Nesse sentido, tem “alguns” projetos em mente, um deles consistirá em concorrer ao Orçamento Participativo da Câmara. “Não será algo em que a autarquia vá gastar muito, mas que vai ser estudada para intervir e encaixar na comunidade”, avança, sem desvendar mais pormenores.

“Barcelos tem que crescer em termos artísticos”, defende Miguel Silva, afirmando que, nesse âmbito, a cidade já “foi grande em tempos, mas agora começou a desmoronar um bocadinho e perde-se um bocado este lado de as pessoas saírem de casa só para apreciarem a cidade”.

As pinturas de Afmach, conceituado pintor da cidade, no ‘Largo dos Poetas’, é um exemplo de que essa intervenção artística na comunidade é possível e tem bons resultados. “Ainda bem que isso já é permitido e que seja o primeiro passo”, declara o graffiter, esperando não ter que esperar “tanto tempo” como aquele veterano artista para ter essa oportunidade.

Túnel tornou-se “local de culto” para a família da avó ‘Tide’. Foto: Paulo Jorge Magalhães / O MINHO

Entretanto, para o ‘seu’ túnel, tem uma ideia para ‘fechar’ a parede com um desenho de duas pessoas do sexo feminino que se estarão a tocar.

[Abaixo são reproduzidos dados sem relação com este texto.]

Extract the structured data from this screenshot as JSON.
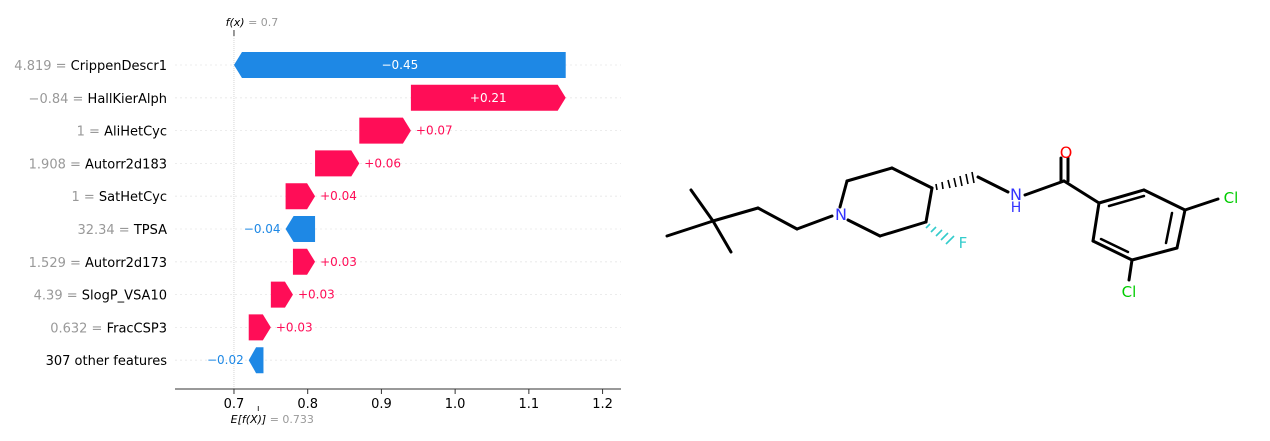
{
  "chart_data": {
    "type": "waterfall",
    "title": "",
    "xlabel": "",
    "ylabel": "",
    "fx_label": "f(x) = 0.7",
    "fx_value": 0.7,
    "efx_label": "E[f(X)] = 0.733",
    "base_value": 0.733,
    "xlim": [
      0.62,
      1.225
    ],
    "xticks": [
      0.7,
      0.8,
      0.9,
      1.0,
      1.1,
      1.2
    ],
    "xtick_labels": [
      "0.7",
      "0.8",
      "0.9",
      "1.0",
      "1.1",
      "1.2"
    ],
    "features": [
      {
        "value": "4.819",
        "name": "CrippenDescr1",
        "contribution": -0.45,
        "label": "−0.45"
      },
      {
        "value": "−0.84",
        "name": "HallKierAlph",
        "contribution": 0.21,
        "label": "+0.21"
      },
      {
        "value": "1",
        "name": "AliHetCyc",
        "contribution": 0.07,
        "label": "+0.07"
      },
      {
        "value": "1.908",
        "name": "Autorr2d183",
        "contribution": 0.06,
        "label": "+0.06"
      },
      {
        "value": "1",
        "name": "SatHetCyc",
        "contribution": 0.04,
        "label": "+0.04"
      },
      {
        "value": "32.34",
        "name": "TPSA",
        "contribution": -0.04,
        "label": "−0.04"
      },
      {
        "value": "1.529",
        "name": "Autorr2d173",
        "contribution": 0.03,
        "label": "+0.03"
      },
      {
        "value": "4.39",
        "name": "SlogP_VSA10",
        "contribution": 0.03,
        "label": "+0.03"
      },
      {
        "value": "0.632",
        "name": "FracCSP3",
        "contribution": 0.03,
        "label": "+0.03"
      },
      {
        "value": "",
        "name": "307 other features",
        "contribution": -0.02,
        "label": "−0.02"
      }
    ],
    "colors": {
      "positive": "#ff0d57",
      "negative": "#1e88e5",
      "label_gray": "#999999"
    }
  },
  "molecule": {
    "atoms": {
      "N_ring": "N",
      "N_amide": "N",
      "H_amide": "H",
      "O": "O",
      "F": "F",
      "Cl_top": "Cl",
      "Cl_bottom": "Cl"
    },
    "colors": {
      "N": "#3333ff",
      "O": "#ff0000",
      "F": "#33cccc",
      "Cl": "#00cc00",
      "bond": "#000000"
    }
  }
}
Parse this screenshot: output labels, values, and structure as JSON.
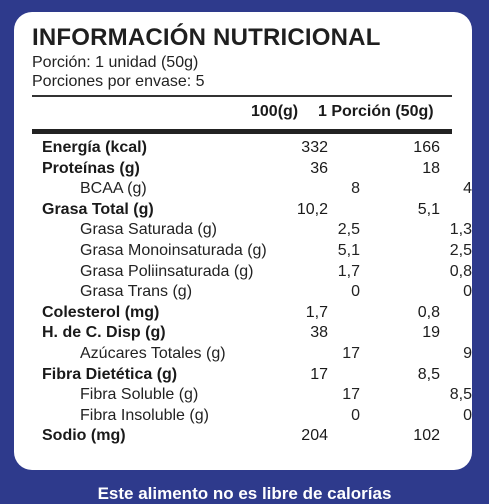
{
  "label": {
    "title": "INFORMACIÓN NUTRICIONAL",
    "serving": "Porción: 1 unidad (50g)",
    "servings_per_pack": "Porciones por envase: 5",
    "col_100g": "100(g)",
    "col_portion": "1 Porción (50g)",
    "rows": [
      {
        "name": "Energía (kcal)",
        "v100": "332",
        "vpor": "166"
      },
      {
        "name": "Proteínas (g)",
        "v100": "36",
        "vpor": "18"
      },
      {
        "name": "BCAA (g)",
        "v100": "8",
        "vpor": "4"
      },
      {
        "name": "Grasa Total (g)",
        "v100": "10,2",
        "vpor": "5,1"
      },
      {
        "name": "Grasa Saturada (g)",
        "v100": "2,5",
        "vpor": "1,3"
      },
      {
        "name": "Grasa Monoinsaturada (g)",
        "v100": "5,1",
        "vpor": "2,5"
      },
      {
        "name": "Grasa Poliinsaturada (g)",
        "v100": "1,7",
        "vpor": "0,8"
      },
      {
        "name": "Grasa Trans (g)",
        "v100": "0",
        "vpor": "0"
      },
      {
        "name": "Colesterol (mg)",
        "v100": "1,7",
        "vpor": "0,8"
      },
      {
        "name": "H. de C. Disp (g)",
        "v100": "38",
        "vpor": "19"
      },
      {
        "name": "Azúcares Totales (g)",
        "v100": "17",
        "vpor": "9"
      },
      {
        "name": "Fibra Dietética (g)",
        "v100": "17",
        "vpor": "8,5"
      },
      {
        "name": "Fibra Soluble (g)",
        "v100": "17",
        "vpor": "8,5"
      },
      {
        "name": "Fibra Insoluble (g)",
        "v100": "0",
        "vpor": "0"
      },
      {
        "name": "Sodio (mg)",
        "v100": "204",
        "vpor": "102"
      }
    ]
  },
  "footer": {
    "text": "Este alimento no es libre de calorías"
  },
  "colors": {
    "background": "#2e3a8c",
    "card": "#ffffff"
  }
}
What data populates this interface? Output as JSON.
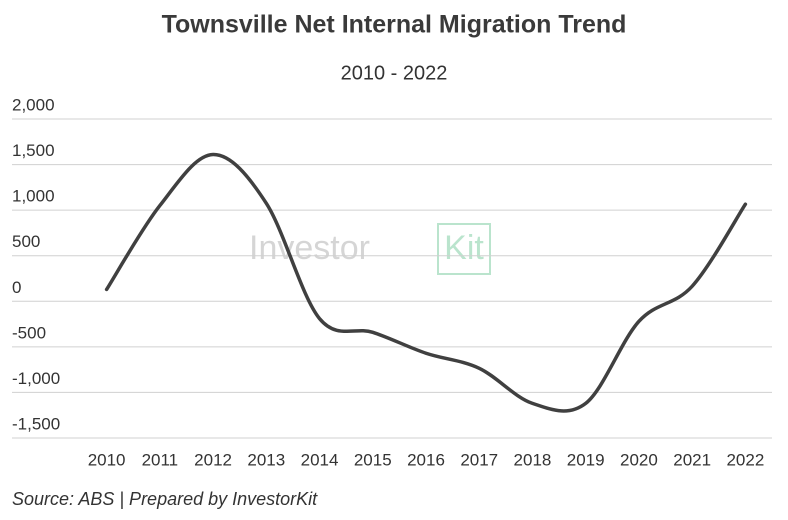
{
  "chart_data": {
    "type": "line",
    "title": "Townsville Net Internal Migration Trend",
    "subtitle": "2010 - 2022",
    "source": "Source: ABS | Prepared by InvestorKit",
    "watermark": "Investor",
    "watermark_box": "Kit",
    "categories": [
      "2010",
      "2011",
      "2012",
      "2013",
      "2014",
      "2015",
      "2016",
      "2017",
      "2018",
      "2019",
      "2020",
      "2021",
      "2022"
    ],
    "series": [
      {
        "name": "Net Internal Migration",
        "color": "#404040",
        "values": [
          130,
          1050,
          1610,
          1075,
          -190,
          -340,
          -570,
          -735,
          -1120,
          -1120,
          -220,
          165,
          1065
        ]
      }
    ],
    "ylim": [
      -1500,
      2000
    ],
    "yticks": [
      {
        "value": -1500,
        "label": "-1,500"
      },
      {
        "value": -1000,
        "label": "-1,000"
      },
      -500,
      0,
      500,
      {
        "value": 1000,
        "label": "1,000"
      },
      {
        "value": 1500,
        "label": "1,500"
      },
      {
        "value": 2000,
        "label": "2,000"
      }
    ],
    "grid": true
  }
}
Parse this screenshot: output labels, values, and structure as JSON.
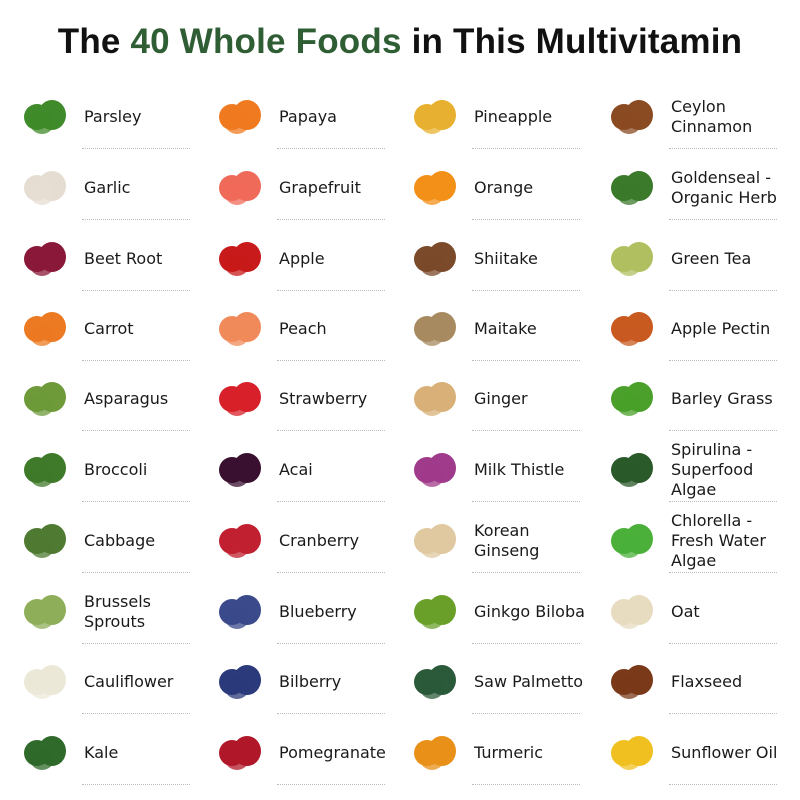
{
  "title": {
    "prefix": "The ",
    "highlight": "40 Whole Foods",
    "suffix": " in This Multivitamin",
    "highlight_color": "#2f5d34"
  },
  "columns": [
    [
      {
        "label": "Parsley",
        "icon": "parsley-icon",
        "color": "#3f8a2a"
      },
      {
        "label": "Garlic",
        "icon": "garlic-icon",
        "color": "#e6ddd2"
      },
      {
        "label": "Beet Root",
        "icon": "beet-root-icon",
        "color": "#8a1838"
      },
      {
        "label": "Carrot",
        "icon": "carrot-icon",
        "color": "#ec7a22"
      },
      {
        "label": "Asparagus",
        "icon": "asparagus-icon",
        "color": "#6e9a3a"
      },
      {
        "label": "Broccoli",
        "icon": "broccoli-icon",
        "color": "#3f7a2a"
      },
      {
        "label": "Cabbage",
        "icon": "cabbage-icon",
        "color": "#4f7a32"
      },
      {
        "label": "Brussels\nSprouts",
        "icon": "brussels-sprouts-icon",
        "color": "#8fae5a"
      },
      {
        "label": "Cauliflower",
        "icon": "cauliflower-icon",
        "color": "#ece8d8"
      },
      {
        "label": "Kale",
        "icon": "kale-icon",
        "color": "#2f6a2a"
      }
    ],
    [
      {
        "label": "Papaya",
        "icon": "papaya-icon",
        "color": "#f07a20"
      },
      {
        "label": "Grapefruit",
        "icon": "grapefruit-icon",
        "color": "#f06a5a"
      },
      {
        "label": "Apple",
        "icon": "apple-icon",
        "color": "#c81a1a"
      },
      {
        "label": "Peach",
        "icon": "peach-icon",
        "color": "#f08a5a"
      },
      {
        "label": "Strawberry",
        "icon": "strawberry-icon",
        "color": "#d8202a"
      },
      {
        "label": "Acai",
        "icon": "acai-icon",
        "color": "#3a1030"
      },
      {
        "label": "Cranberry",
        "icon": "cranberry-icon",
        "color": "#c02030"
      },
      {
        "label": "Blueberry",
        "icon": "blueberry-icon",
        "color": "#3a4a8a"
      },
      {
        "label": "Bilberry",
        "icon": "bilberry-icon",
        "color": "#2a3a7a"
      },
      {
        "label": "Pomegranate",
        "icon": "pomegranate-icon",
        "color": "#b0182a"
      }
    ],
    [
      {
        "label": "Pineapple",
        "icon": "pineapple-icon",
        "color": "#e8b030"
      },
      {
        "label": "Orange",
        "icon": "orange-icon",
        "color": "#f39018"
      },
      {
        "label": "Shiitake",
        "icon": "shiitake-icon",
        "color": "#7a4a2a"
      },
      {
        "label": "Maitake",
        "icon": "maitake-icon",
        "color": "#a88a60"
      },
      {
        "label": "Ginger",
        "icon": "ginger-icon",
        "color": "#d8b078"
      },
      {
        "label": "Milk Thistle",
        "icon": "milk-thistle-icon",
        "color": "#a03a8a"
      },
      {
        "label": "Korean\nGinseng",
        "icon": "korean-ginseng-icon",
        "color": "#e0c8a0"
      },
      {
        "label": "Ginkgo Biloba",
        "icon": "ginkgo-biloba-icon",
        "color": "#6aa02a"
      },
      {
        "label": "Saw Palmetto",
        "icon": "saw-palmetto-icon",
        "color": "#2a5a3a"
      },
      {
        "label": "Turmeric",
        "icon": "turmeric-icon",
        "color": "#e89018"
      }
    ],
    [
      {
        "label": "Ceylon\nCinnamon",
        "icon": "ceylon-cinnamon-icon",
        "color": "#8a4a22"
      },
      {
        "label": "Goldenseal -\nOrganic Herb",
        "icon": "goldenseal-icon",
        "color": "#3a7a2a"
      },
      {
        "label": "Green Tea",
        "icon": "green-tea-icon",
        "color": "#b0c060"
      },
      {
        "label": "Apple Pectin",
        "icon": "apple-pectin-icon",
        "color": "#c85a20"
      },
      {
        "label": "Barley Grass",
        "icon": "barley-grass-icon",
        "color": "#4aa02a"
      },
      {
        "label": "Spirulina -\nSuperfood\nAlgae",
        "icon": "spirulina-icon",
        "color": "#2a5a2a"
      },
      {
        "label": "Chlorella -\nFresh Water\nAlgae",
        "icon": "chlorella-icon",
        "color": "#4ab03a"
      },
      {
        "label": "Oat",
        "icon": "oat-icon",
        "color": "#e8dcc0"
      },
      {
        "label": "Flaxseed",
        "icon": "flaxseed-icon",
        "color": "#7a3a1a"
      },
      {
        "label": "Sunflower Oil",
        "icon": "sunflower-oil-icon",
        "color": "#f0c020"
      }
    ]
  ]
}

Representará a amizade e “será a união do túnel”, juntando as pinturas do amigo e da avó (“a felicidade e harmonia da família”) ao retrato da amiga no outro outro canto (onde está inscrita a palavra “saudade”). Fará também a transição de cor. “É a maior pintura que vou fazer”, revela.

Mas a “maior honra”, essa, é a homenagem à avó ‘Tide’.